X^2 = -1 is not a solution for "what is x", which is what is being asked for, it is a solution to "what is X^2"

3. Sep 1, 2012

Oh I see.... Well, a solution to x^2 could be $$\pm 1$$. So what is the solution, I am a bit confused. Would it be

x = -1/2

4. Sep 1, 2012

### Staff: Mentor

(-1/2)² = 1/4, so that's not a solution to X² + 1 =0

You are right in re-arranging your equation as X² = -1
now take the square root of both sides.

5. Sep 1, 2012

### micromass

Staff Emeritus
Some information is missing here. What is x supposed to be?? Is it rational? Real? Complex?
Whether or not a solution exists to this problem depends on what you allow x to be.

6. Sep 2, 2012

### HallsofIvy

Staff Emeritus
No, it's not. You have already said that x^2= -1, not $\pm 1$. Now you need to get x itself, not x^2. You need to "undo" the square- what's the opposite of squaring?

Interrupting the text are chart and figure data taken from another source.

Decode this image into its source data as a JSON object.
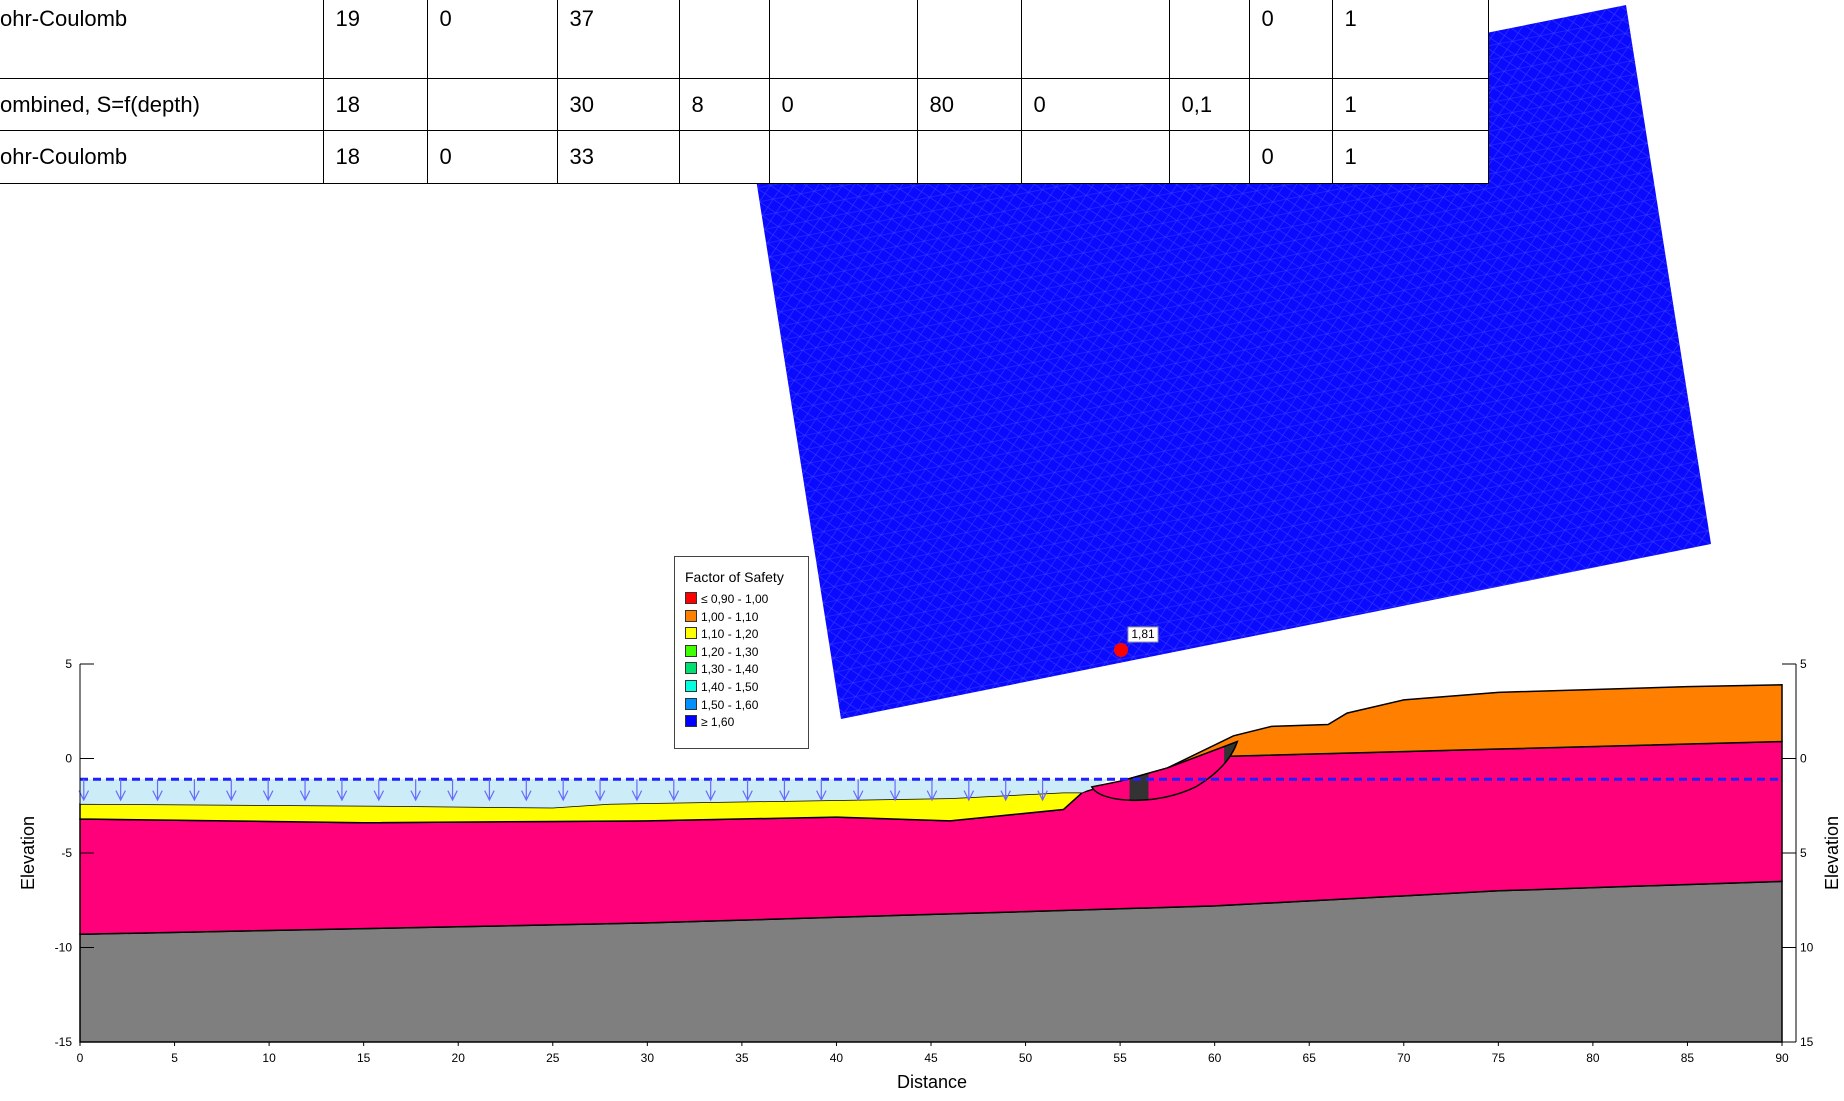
{
  "table": {
    "rows": [
      [
        "ohr-Coulomb",
        "19",
        "0",
        "37",
        "0",
        "1"
      ],
      [
        "ombined, S=f(depth)",
        "18",
        "30",
        "8",
        "0",
        "80",
        "0",
        "0,1",
        "1"
      ],
      [
        "ohr-Coulomb",
        "18",
        "0",
        "33",
        "0",
        "1"
      ]
    ]
  },
  "legend": {
    "title": "Factor of Safety",
    "items": [
      {
        "label": "≤ 0,90 - 1,00",
        "color": "#ff0000"
      },
      {
        "label": "1,00 - 1,10",
        "color": "#ff8000"
      },
      {
        "label": "1,10 - 1,20",
        "color": "#ffff00"
      },
      {
        "label": "1,20 - 1,30",
        "color": "#40ff00"
      },
      {
        "label": "1,30 - 1,40",
        "color": "#00e070"
      },
      {
        "label": "1,40 - 1,50",
        "color": "#00ffe0"
      },
      {
        "label": "1,50 - 1,60",
        "color": "#0090ff"
      },
      {
        "label": "≥ 1,60",
        "color": "#0000ff"
      }
    ]
  },
  "result_label": "1,81",
  "axes": {
    "x_label": "Distance",
    "y_label_left": "Elevation",
    "y_label_right": "Elevation",
    "xlim": [
      0,
      90
    ],
    "ylim": [
      -15,
      5
    ],
    "xticks": [
      0,
      5,
      10,
      15,
      20,
      25,
      30,
      35,
      40,
      45,
      50,
      55,
      60,
      65,
      70,
      75,
      80,
      85,
      90
    ],
    "yticks_left": [
      5,
      0,
      -5,
      -10,
      -15
    ],
    "yticks_right": [
      5,
      0,
      {
        "value": -5,
        "label": "5"
      },
      {
        "value": -10,
        "label": "10"
      },
      {
        "value": -15,
        "label": "15"
      }
    ]
  }
}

You seem to be confused about what "solution to an equation" means. What level mathematics are you taking? Where did you get this problem? Have you studied complex numbers.

7. Sep 3, 2012

So the solution is

$$x = \sqrt{-1}$$

8. Sep 3, 2012

Bravo.

9. Sep 3, 2012

### Mentallic

$$x=\pm\sqrt{-1}$$

10. Sep 3, 2012

### eumyang

To the OP: you know the symbol we use for $\sqrt{-1}$, right?

11. Sep 3, 2012

Yes, it's the imaginary number. :)

12. Sep 3, 2012

### ehild

Which imaginary number?

ehild

13. Sep 4, 2012

### Staff: Mentor

In other words, what symbol do we use to represent $\sqrt{-1}$?

14. Sep 5, 2012

i = sqrt{-1}

15. Sep 5, 2012

### Staff: Mentor

Right

16. Sep 5, 2012

### nebbione

That's right! If x was supposed to be real then, the equation has no solution, but since we are considering complex numbers the equation has a solution!

For the fundamental theorem of Algebra a polynomial form has always a solution in the set of the complex numebers.